In the Dialysis equipment room, a hole in the ceiling around a vent was not sealed, exposing the area below to contamination.
The above observations were confirmed in interviews with the facility staff # 16 doing the tour.
Tag No.: A0750
Based on observation, a review of facility documentation and staff interviews, the facility failed to ensure an effective infection control program which addressed the prevention and control of infections and communicable diseases, as they failed to provide a sanitary environment, and failed to effectively implement infection control policies.
Findings were:
1. During an interview on the morning of 11/1/22, revealed Staff # 2 demonstrating a glucometer glucose check. Following the test Staff # 25 stated that she wiped the glucose meter down with a bleach wipe. When asked by this surveyor what the minimum contact time was for the wipes, she replied one minute. Review of the label "Clorox Healthcare Bleach Germicidal Wipes reflected a minimum contact time of three minutes.

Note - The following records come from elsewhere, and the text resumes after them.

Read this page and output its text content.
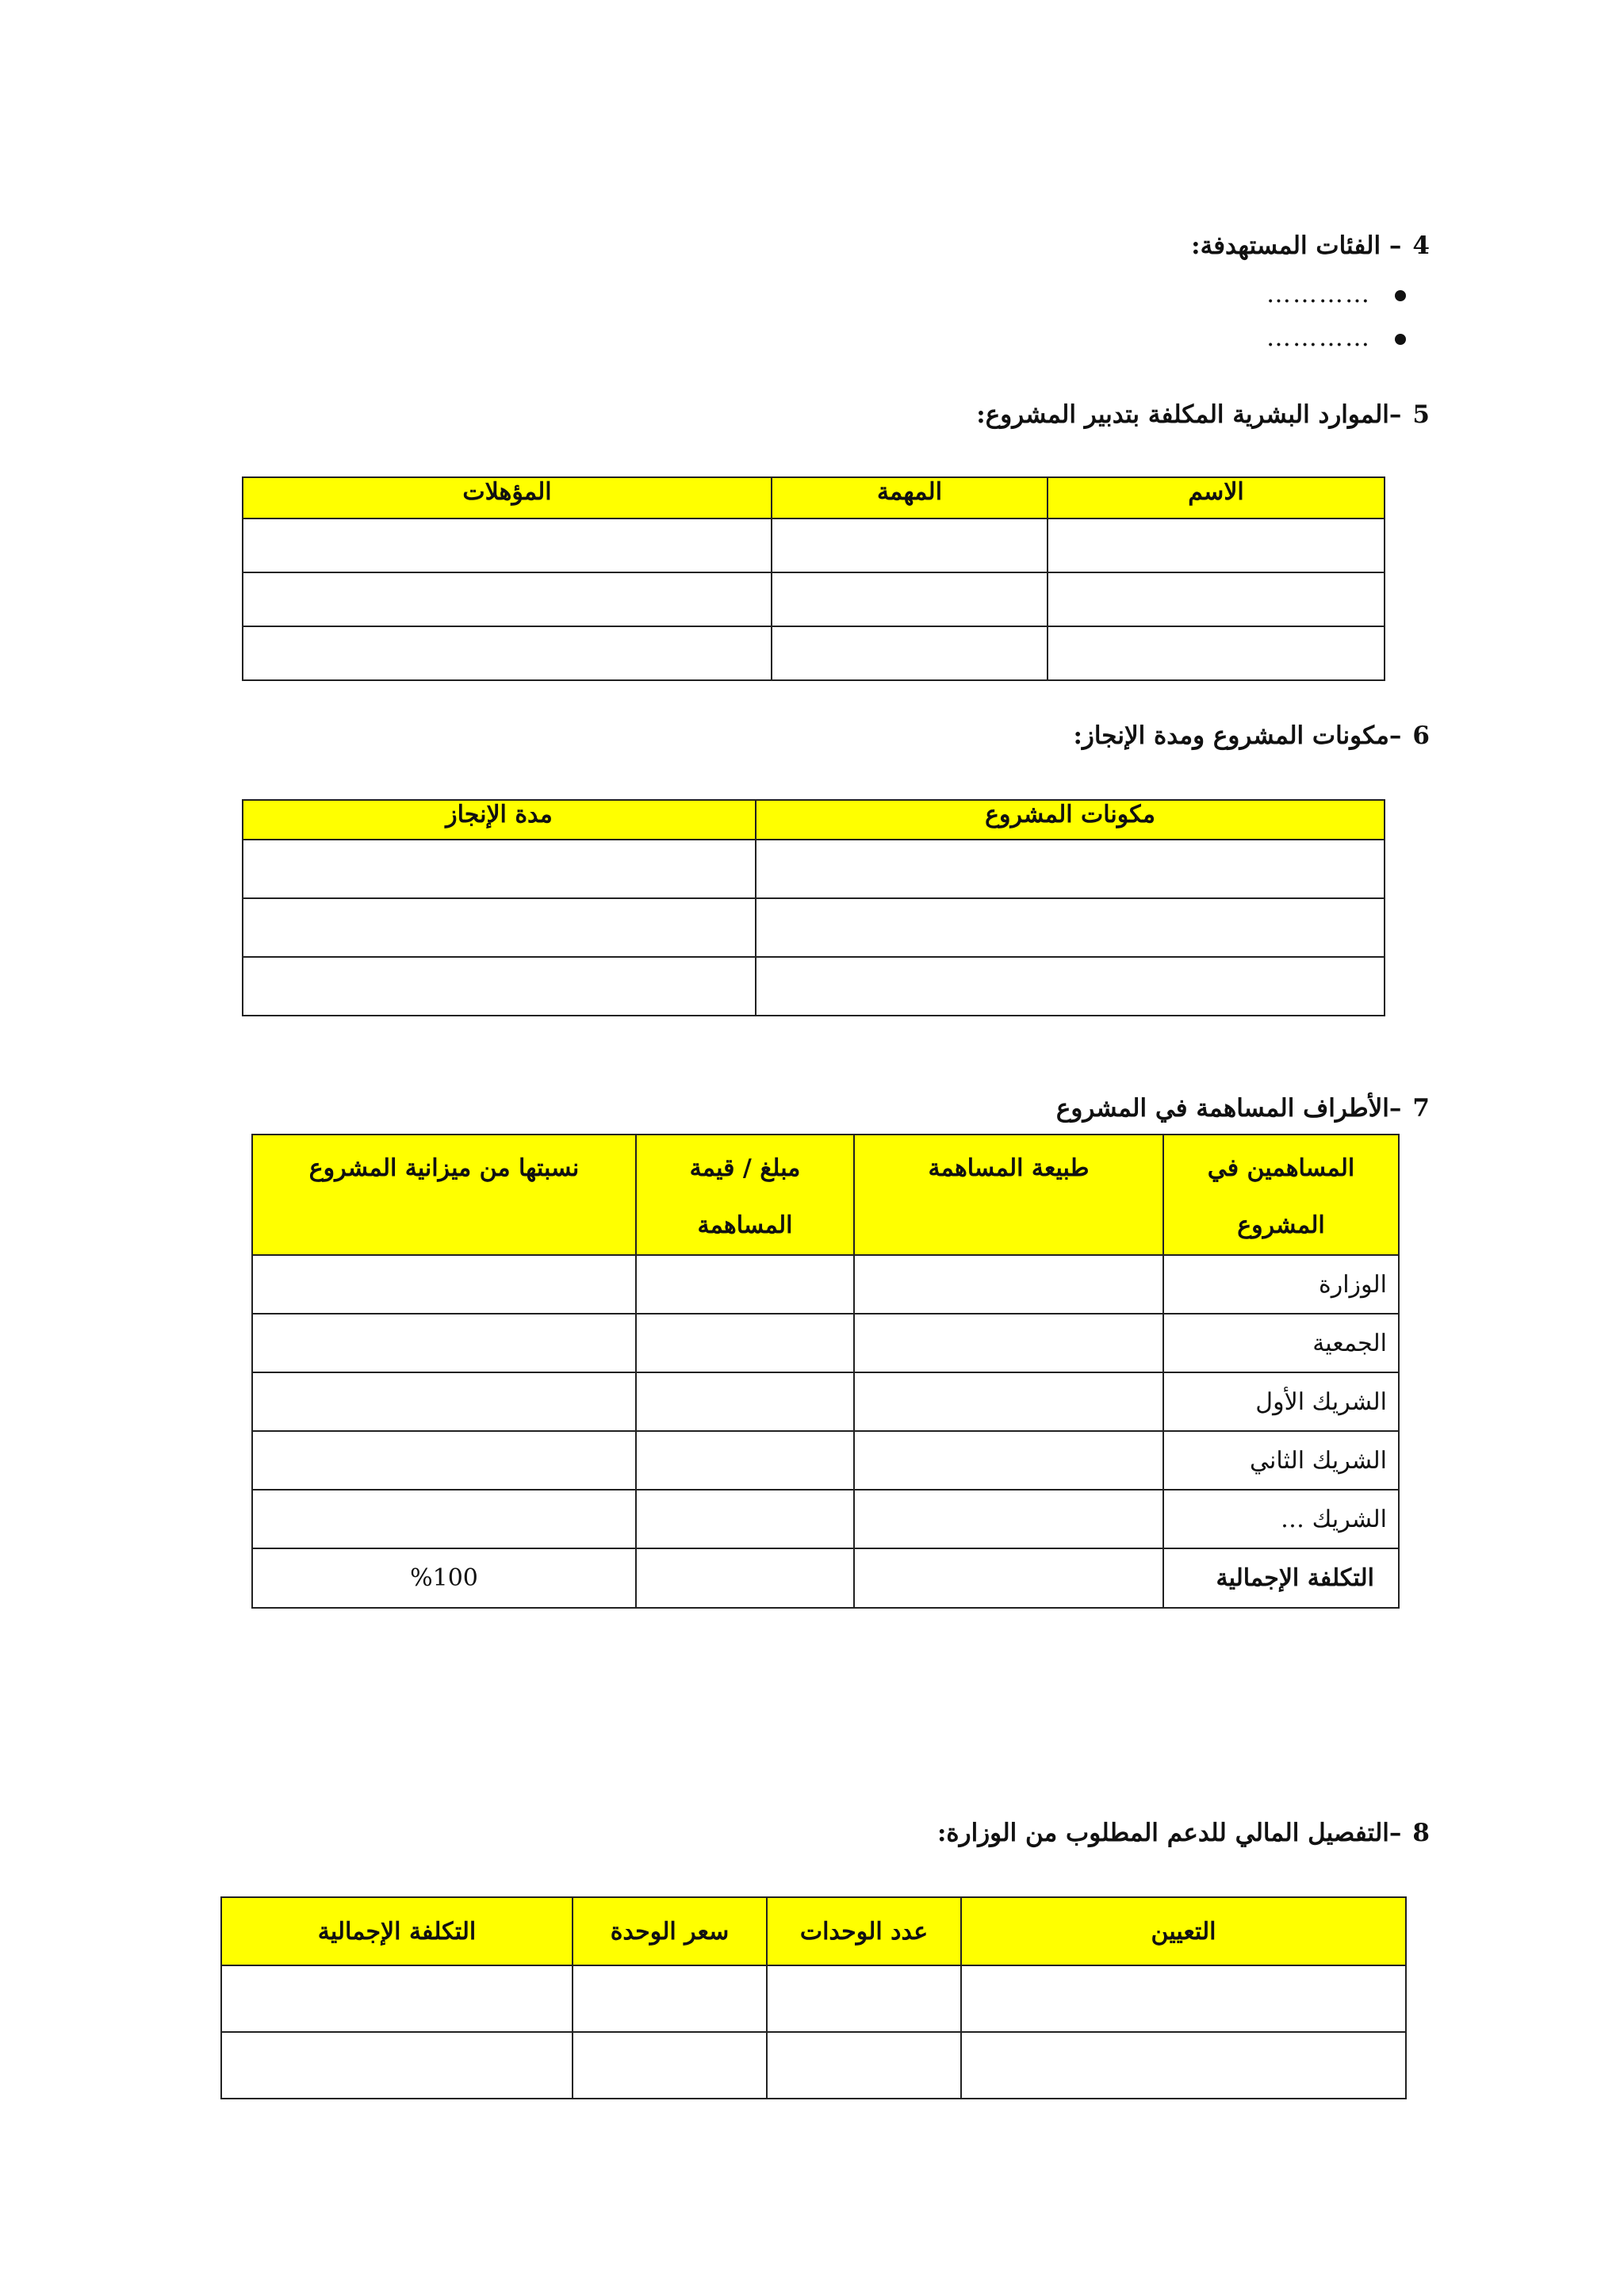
4– الفئات المستهدفة:
…………
…………
5–الموارد البشرية المكلفة بتدبير المشروع:
الاسم	المهمة	المؤهلات

6–مكونات المشروع ومدة الإنجاز:
مكونات المشروع	مدة الإنجاز

7–الأطراف المساهمة في المشروع
المساهمين في المشروع	طبيعة المساهمة	مبلغ / قيمة المساهمة	نسبتها من ميزانية المشروع
الوزارة			
الجمعية			
الشريك الأول			
الشريك الثاني			
الشريك …			
التكلفة الإجمالية			%100
8–التفصيل المالي للدعم المطلوب من الوزارة:
التعيين	عدد الوحدات	سعر الوحدة	التكلفة الإجمالية
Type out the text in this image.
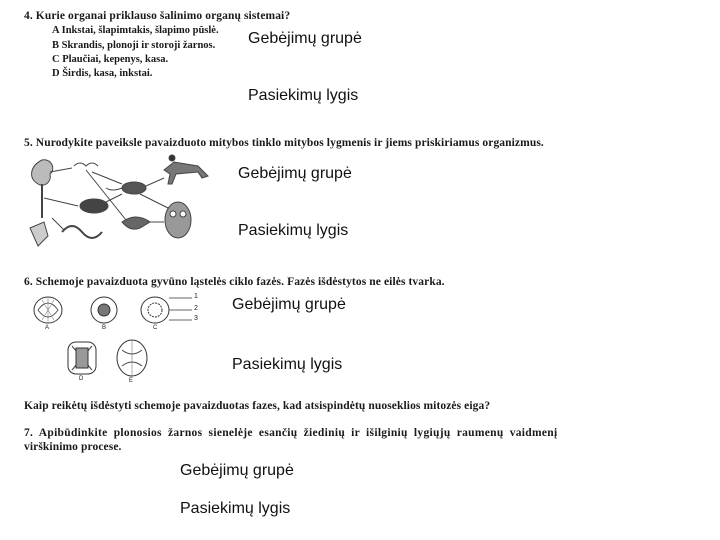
4. Kurie organai priklauso šalinimo organų sistemai?
A Inkstai, šlapimtakis, šlapimo pūslė.
B Skrandis, plonoji ir storoji žarnos.
C Plaučiai, kepenys, kasa.
D Širdis, kasa, inkstai.
Gebėjimų grupė
Pasiekimų lygis
5. Nurodykite paveiksle pavaizduoto mitybos tinklo mitybos lygmenis ir jiems priskiriamus organizmus.
Gebėjimų grupė
Pasiekimų lygis
6. Schemoje pavaizduota gyvūno ląstelės ciklo fazės. Fazės išdėstytos ne eilės tvarka.
A	B	C
D	E
1
2
3
Gebėjimų grupė
Pasiekimų lygis
Kaip reikėtų išdėstyti schemoje pavaizduotas fazes, kad atsispindėtų nuoseklios mitozės eiga?
7. Apibūdinkite plonosios žarnos sienelėje esančių žiedinių ir išilginių lygiųjų raumenų vaidmenį
virškinimo procese.
Gebėjimų grupė
Pasiekimų lygis
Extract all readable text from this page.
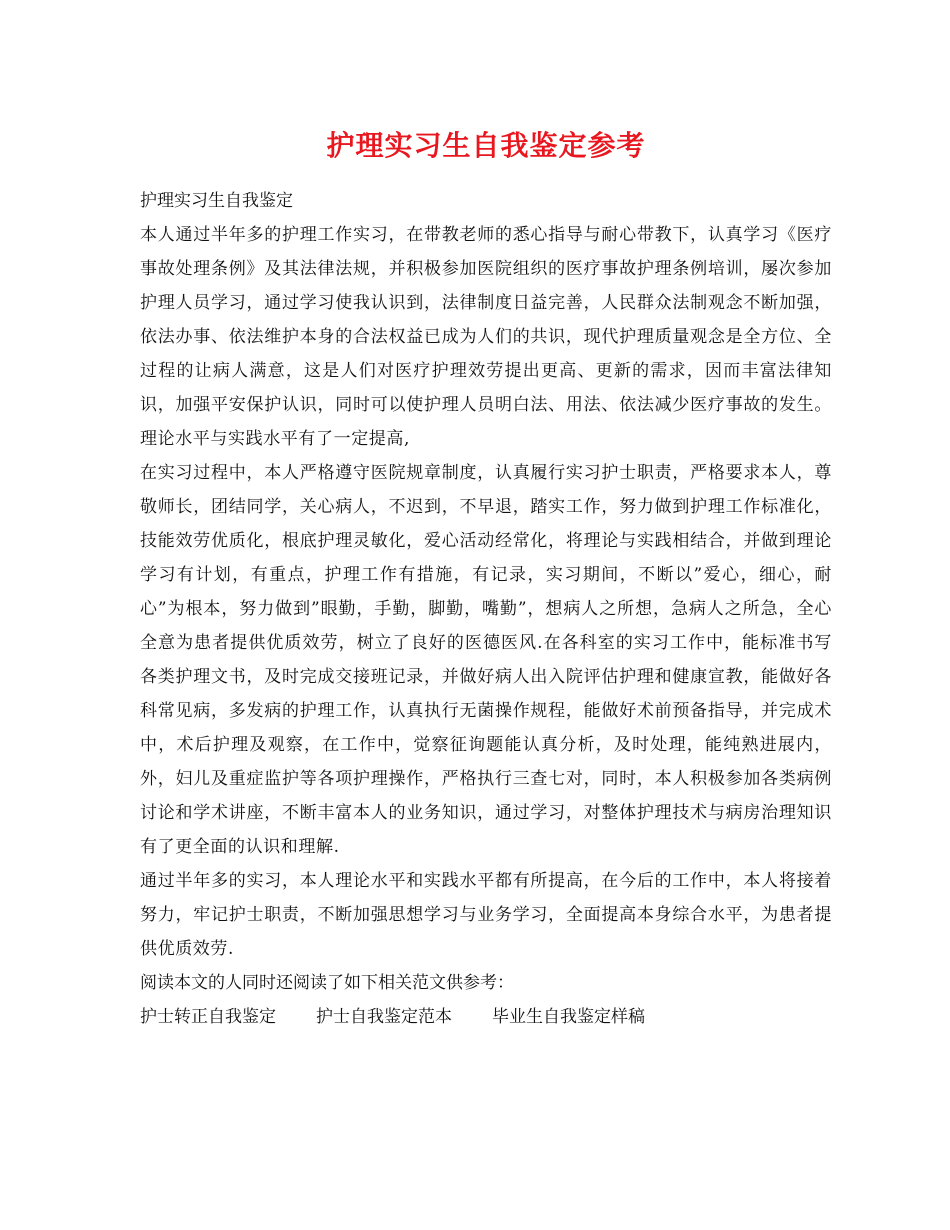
护理实习生自我鉴定参考

护理实习生自我鉴定

本人通过半年多的护理工作实习，在带教老师的悉心指导与耐心带教下，认真学习《医疗事故处理条例》及其法律法规，并积极参加医院组织的医疗事故护理条例培训，屡次参加护理人员学习，通过学习使我认识到，法律制度日益完善，人民群众法制观念不断加强，依法办事、依法维护本身的合法权益已成为人们的共识，现代护理质量观念是全方位、全过程的让病人满意，这是人们对医疗护理效劳提出更高、更新的需求，因而丰富法律知识，加强平安保护认识，同时可以使护理人员明白法、用法、依法减少医疗事故的发生。理论水平与实践水平有了一定提高,

在实习过程中，本人严格遵守医院规章制度，认真履行实习护士职责，严格要求本人，尊敬师长，团结同学，关心病人，不迟到，不早退，踏实工作，努力做到护理工作标准化，技能效劳优质化，根底护理灵敏化，爱心活动经常化，将理论与实践相结合，并做到理论学习有计划，有重点，护理工作有措施，有记录，实习期间，不断以”爱心，细心，耐心”为根本，努力做到”眼勤，手勤，脚勤，嘴勤”，想病人之所想，急病人之所急，全心全意为患者提供优质效劳，树立了良好的医德医风.在各科室的实习工作中，能标准书写各类护理文书，及时完成交接班记录，并做好病人出入院评估护理和健康宣教，能做好各科常见病，多发病的护理工作，认真执行无菌操作规程，能做好术前预备指导，并完成术中，术后护理及观察，在工作中，觉察征询题能认真分析，及时处理，能纯熟进展内，外，妇儿及重症监护等各项护理操作，严格执行三查七对，同时，本人积极参加各类病例讨论和学术讲座，不断丰富本人的业务知识，通过学习，对整体护理技术与病房治理知识有了更全面的认识和理解.

通过半年多的实习，本人理论水平和实践水平都有所提高，在今后的工作中，本人将接着努力，牢记护士职责，不断加强思想学习与业务学习，全面提高本身综合水平，为患者提供优质效劳.

阅读本文的人同时还阅读了如下相关范文供参考：

护士转正自我鉴定 护士自我鉴定范本 毕业生自我鉴定样稿
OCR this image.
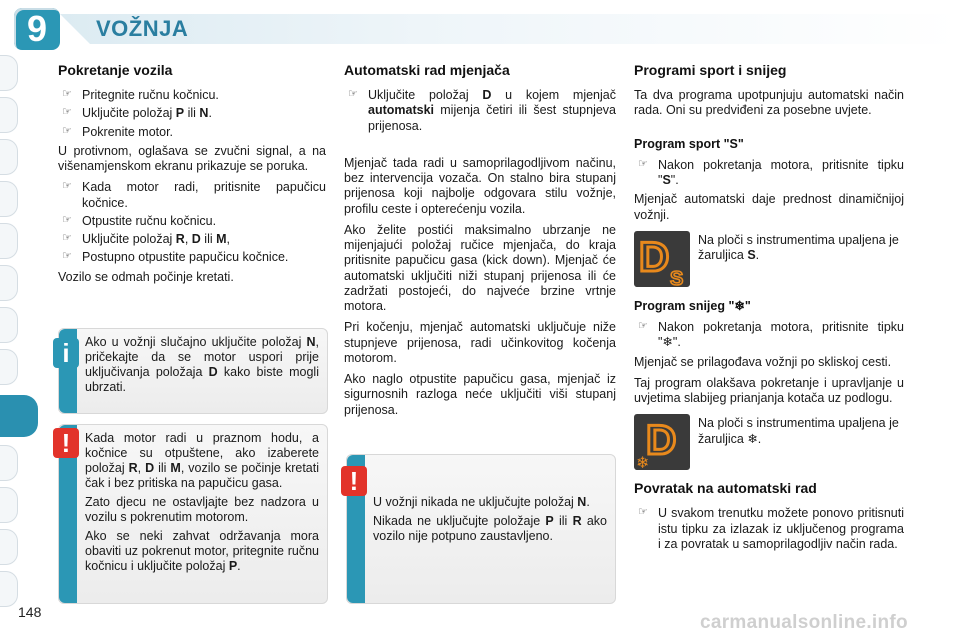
9	VOŽNJA
Pokretanje vozila
☞ Pritegnite ručnu kočnicu.
☞ Uključite položaj P ili N.
☞ Pokrenite motor.

U protivnom, oglašava se zvučni signal, a na višenamjenskom ekranu prikazuje se poruka.

☞ Kada motor radi, pritisnite papučicu kočnice.
☞ Otpustite ručnu kočnicu.
☞ Uključite položaj R, D ili M,
☞ Postupno otpustite papučicu kočnice.

Vozilo se odmah počinje kretati.

Ako u vožnji slučajno uključite položaj N, pričekajte da se motor uspori prije uključivanja položaja D kako biste mogli ubrzati.

i

Kada motor radi u praznom hodu, a kočnice su otpuštene, ako izaberete položaj R, D ili M, vozilo se počinje kretati čak i bez pritiska na papučicu gasa.

Zato djecu ne ostavljajte bez nadzora u vozilu s pokrenutim motorom.

Ako se neki zahvat održavanja mora obaviti uz pokrenut motor, pritegnite ručnu kočnicu i uključite položaj P.

!
Automatski rad mjenjača
☞ Uključite položaj D u kojem mjenjač automatski mijenja četiri ili šest stupnjeva prijenosa.

Mjenjač tada radi u samoprilagodljivom načinu, bez intervencija vozača. On stalno bira stupanj prijenosa koji najbolje odgovara stilu vožnje, profilu ceste i opterećenju vozila.

Ako želite postići maksimalno ubrzanje ne mijenjajući položaj ručice mjenjača, do kraja pritisnite papučicu gasa (kick down). Mjenjač će automatski uključiti niži stupanj prijenosa ili će zadržati postojeći, do najveće brzine vrtnje motora.

Pri kočenju, mjenjač automatski uključuje niže stupnjeve prijenosa, radi učinkovitog kočenja motorom.

Ako naglo otpustite papučicu gasa, mjenjač iz sigurnosnih razloga neće uključiti viši stupanj prijenosa.

U vožnji nikada ne uključujte položaj N.

Nikada ne uključujte položaje P ili R ako vozilo nije potpuno zaustavljeno.

!
Programi sport i snijeg

Ta dva programa upotpunjuju automatski način rada. Oni su predviđeni za posebne uvjete.

Program sport "S"
☞ Nakon pokretanja motora, pritisnite tipku "S".

Mjenjač automatski daje prednost dinamičnijoj vožnji.

D S
Na ploči s instrumentima upaljena je žaruljica S.
Program snijeg "❄"
☞ Nakon pokretanja motora, pritisnite tipku "❄".

Mjenjač se prilagođava vožnji po skliskoj cesti.

Taj program olakšava pokretanje i upravljanje u uvjetima slabijeg prianjanja kotača uz podlogu.

D
❄
Na ploči s instrumentima upaljena je žaruljica ❄.
Povratak na automatski rad
☞ U svakom trenutku možete ponovo pritisnuti istu tipku za izlazak iz uključenog programa i za povratak u samoprilagodljiv način rada.
148	carmanualsonline.info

During an interview with Staff # 25 she stated that she "wipes the meter off with an alcohol wipe after each use."
During an interview with Staff #18, Infection Preventionist, on the afternoon of 11/1/2022 he stated, "The meter should remain wet for the contact time of three minutes."
2. Observation on the morning of 11/2/2022, revealed Staff # 19, enter a patient room for wound care. Staff # 19 brought the wound care cart into the patient room, placed supplies on the cart and performed wound care. Following the procedure she wheeled the cart to the hallway, wiped the adhesive remover spray bottle and scissors off with Clorox Healthcare® Hydrogen Peroxide Cleaner Disinfectant wipes and placed the supplies back inside the wound care cart. Staff # 19 did not wait the required one-minute contact time or ensure that the scissors were in the open position when disinfecting.
During an interview with Staff #19, Wound Care Nurse, she stated that she always takes the cart into the patient room when she does wound care. She continued that she wipes her supplies off, returns them to the cart, and then wipes the cart down.
During an interview with Staff # 18, Infection Preventionist, on the morning of 11/2/22, he stated that staff should not take the wound care cart into a patient room. He verified that the contact time on the disinfecting wipes was one minute and that that should have been followed.
Staff # 18 stated there is no specific policy related to the cart.